Le Rouge et le Noir
Extrait du chapitre XX
— Daignez remarquer, lui dit-il, que vous parlez très haut, on vous entendra de la pièce voisine.
— Qu'importe! reprit fièrement Mlle de La Mole, qui osera dire qu'on m'entend? Je veux guérir à jamais votre petit amour-propre des idées qu'il a pu se figurer sur mon compte.
Lorsque Julien put sortir de la bibliothèque, il était tellement étonné, qu'il en sentait moins son malheur. Eh bien! elle ne m'aime plus, se répétait-il en se parlant tout haut comme pour s'apprendre sa position. Il paraît qu'elle m'a aimé huit ou dix jours, et moi je l'aimerai toute la vie.
Est-il bien possible, elle n'était rien! rien pour mon coeur, il y a si peu de jours!
Les jouissances d'orgueil inondaient le coeur de Mathilde; elle avait donc pu rompre à tout jamais! Triompher si complètement d'un penchant si puissant la rendrait parfaitement heureuse. Ainsi ce petit monsieur comprendra, et une fois pour toutes, qu'il n'a et n'aura jamais aucun empire sur moi. Elle était si heureuse, que réellement elle n'avait plus d'amour en ce moment.
Après une scène aussi atroce, aussi humiliante, chez un être moins passionné que Julien, l'amour fût devenu impossible. Sans s'écarter un seul instant de ce qu'elle se devait à elle-même, Mlle de La Mole lui avait adressé de ces choses désagréables, tellement bien calculées, qu'elles peuvent paraître une vérité, même quand on s'en souvient de sang-froid.
La conclusion que Julien tira dans le premier moment d'une scène si étonnante fut que Mathilde avait un orgueil infini. Il croyait fermement que tout était fini à tout jamais entre eux, et cependant le lendemain, au déjeuner, il fut gauche et timide devant elle. C'était un défaut qu'on n'avait pu lui reprocher jusque-là. Dans les petites comme dans les grandes choses, il savait nettement ce qu'il devait et voulait faire, et l'exécutait.

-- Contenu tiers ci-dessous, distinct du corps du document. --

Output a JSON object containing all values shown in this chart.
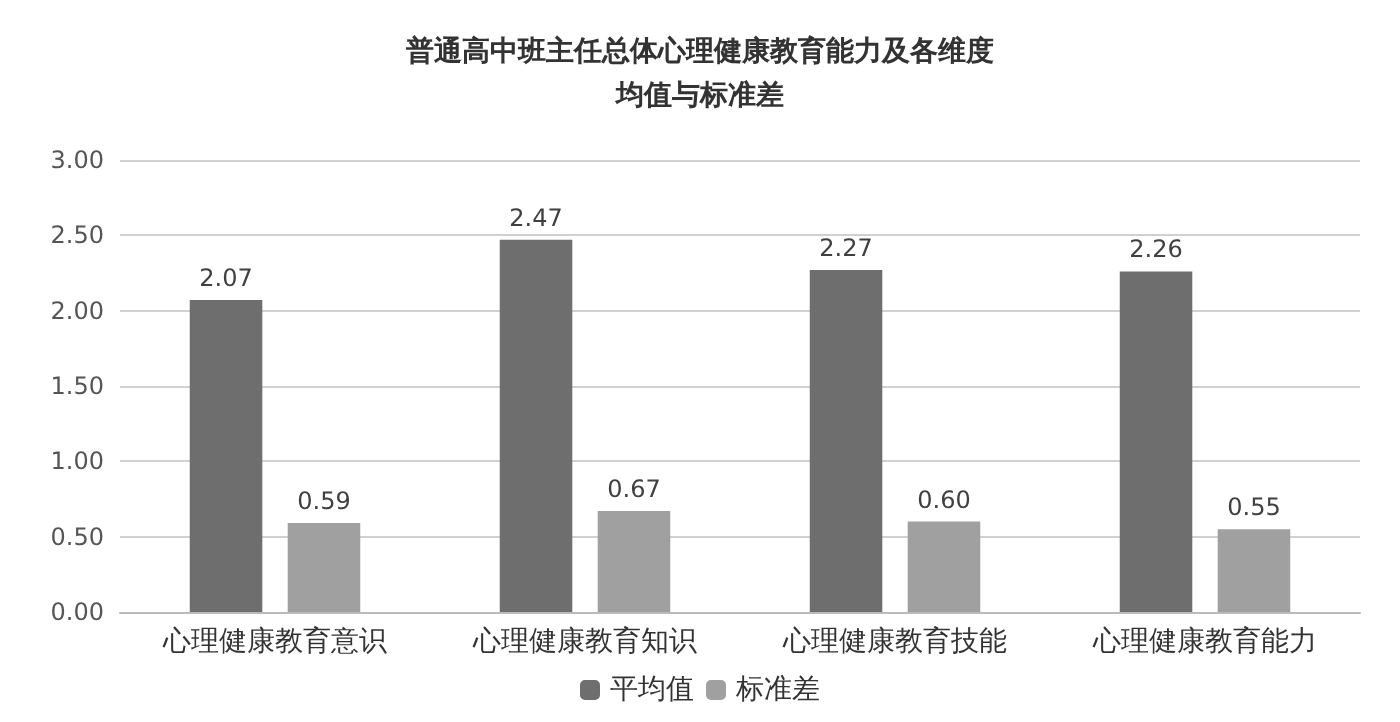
{
  "chart_data": {
    "type": "bar",
    "title": "普通高中班主任总体心理健康教育能力及各维度均值与标准差",
    "categories": [
      "心理健康教育意识",
      "心理健康教育知识",
      "心理健康教育技能",
      "心理健康教育能力"
    ],
    "series": [
      {
        "name": "平均值",
        "color": "#6e6e6e",
        "values": [
          2.07,
          2.47,
          2.27,
          2.26
        ],
        "value_labels": [
          "2.07",
          "2.47",
          "2.27",
          "2.26"
        ]
      },
      {
        "name": "标准差",
        "color": "#a0a0a0",
        "values": [
          0.59,
          0.67,
          0.6,
          0.55
        ],
        "value_labels": [
          "0.59",
          "0.67",
          "0.60",
          "0.55"
        ]
      }
    ],
    "ylim": [
      0,
      3
    ],
    "yticks": [
      {
        "value": 0,
        "label": "0.00"
      },
      {
        "value": 0.5,
        "label": "0.50"
      },
      {
        "value": 1,
        "label": "1.00"
      },
      {
        "value": 1.5,
        "label": "1.50"
      },
      {
        "value": 2,
        "label": "2.00"
      },
      {
        "value": 2.5,
        "label": "2.50"
      },
      {
        "value": 3,
        "label": "3.00"
      }
    ],
    "grid": "y",
    "legend": "bottom"
  }
}
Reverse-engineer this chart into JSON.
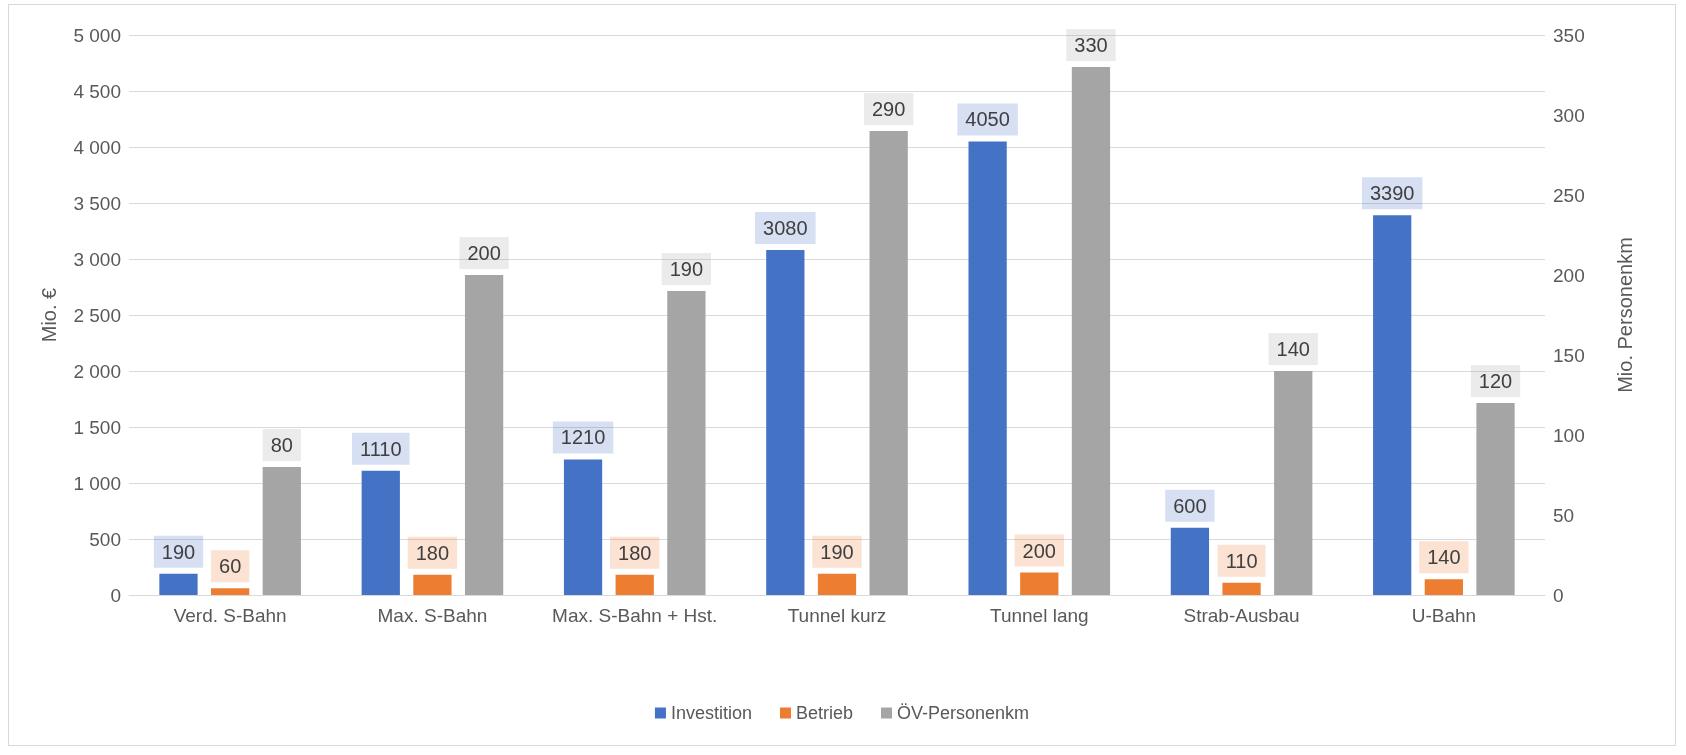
{
  "chart_data": {
    "type": "bar",
    "categories": [
      "Verd. S-Bahn",
      "Max. S-Bahn",
      "Max. S-Bahn + Hst.",
      "Tunnel kurz",
      "Tunnel lang",
      "Strab-Ausbau",
      "U-Bahn"
    ],
    "series": [
      {
        "name": "Investition",
        "color": "#4472c4",
        "values": [
          190,
          1110,
          1210,
          3080,
          4050,
          600,
          3390
        ]
      },
      {
        "name": "Betrieb",
        "color": "#ed7d31",
        "values": [
          60,
          180,
          180,
          190,
          200,
          110,
          140
        ]
      },
      {
        "name": "ÖV-Personenkm",
        "color": "#a5a5a5",
        "axis": "y2",
        "values": [
          80,
          200,
          190,
          290,
          330,
          140,
          120
        ]
      }
    ],
    "ylabel": "Mio. €",
    "y2label": "Mio. Personenkm",
    "ylim": [
      0,
      5000
    ],
    "yticks": [
      0,
      500,
      {
        "value": 1000,
        "label": "1 000"
      },
      {
        "value": 1500,
        "label": "1 500"
      },
      {
        "value": 2000,
        "label": "2 000"
      },
      {
        "value": 2500,
        "label": "2 500"
      },
      {
        "value": 3000,
        "label": "3 000"
      },
      {
        "value": 3500,
        "label": "3 500"
      },
      {
        "value": 4000,
        "label": "4 000"
      },
      {
        "value": 4500,
        "label": "4 500"
      },
      {
        "value": 5000,
        "label": "5 000"
      }
    ],
    "y2lim": [
      0,
      350
    ],
    "y2ticks": [
      0,
      50,
      100,
      150,
      200,
      250,
      300,
      350
    ],
    "grid": "y",
    "legend": "bottom",
    "data_labels": true
  }
}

Ce jour-là, après le déjeuner, comme Mme de La Mole lui demandait une brochure séditieuse et pourtant assez rare, que le matin son curé lui avait apportée en secret, Julien, en la prenant sur une console, fit tomber un vieux vase de porcelaine bleu, laid au possible.
Mme de La Mole se leva en jetant un cri de détresse et vint considérer de près les ruines de son vase chéri. C'était du vieux japon, disait-elle, il me venait de ma grand'tante abbesse de Chelles; c'était un présent des Hollandais au duc d'Orléans régent qui l'avait donné à sa fille...
Mathilde avait suivi le mouvement de sa mère, ravie de voir brisé ce vase bleu qui lui semblait horriblement laid. Julien était silencieux et point trop troublé; il vit Mlle de La Mole tout près de lui.
— Ce vase, lui dit-il, est à jamais détruit, ainsi en est-il d'un sentiment qui fut autrefois le maître de mon coeur; je vous prie d'agréer mes excuses de toutes les folies qu'il m'a fait faire; et il sortit.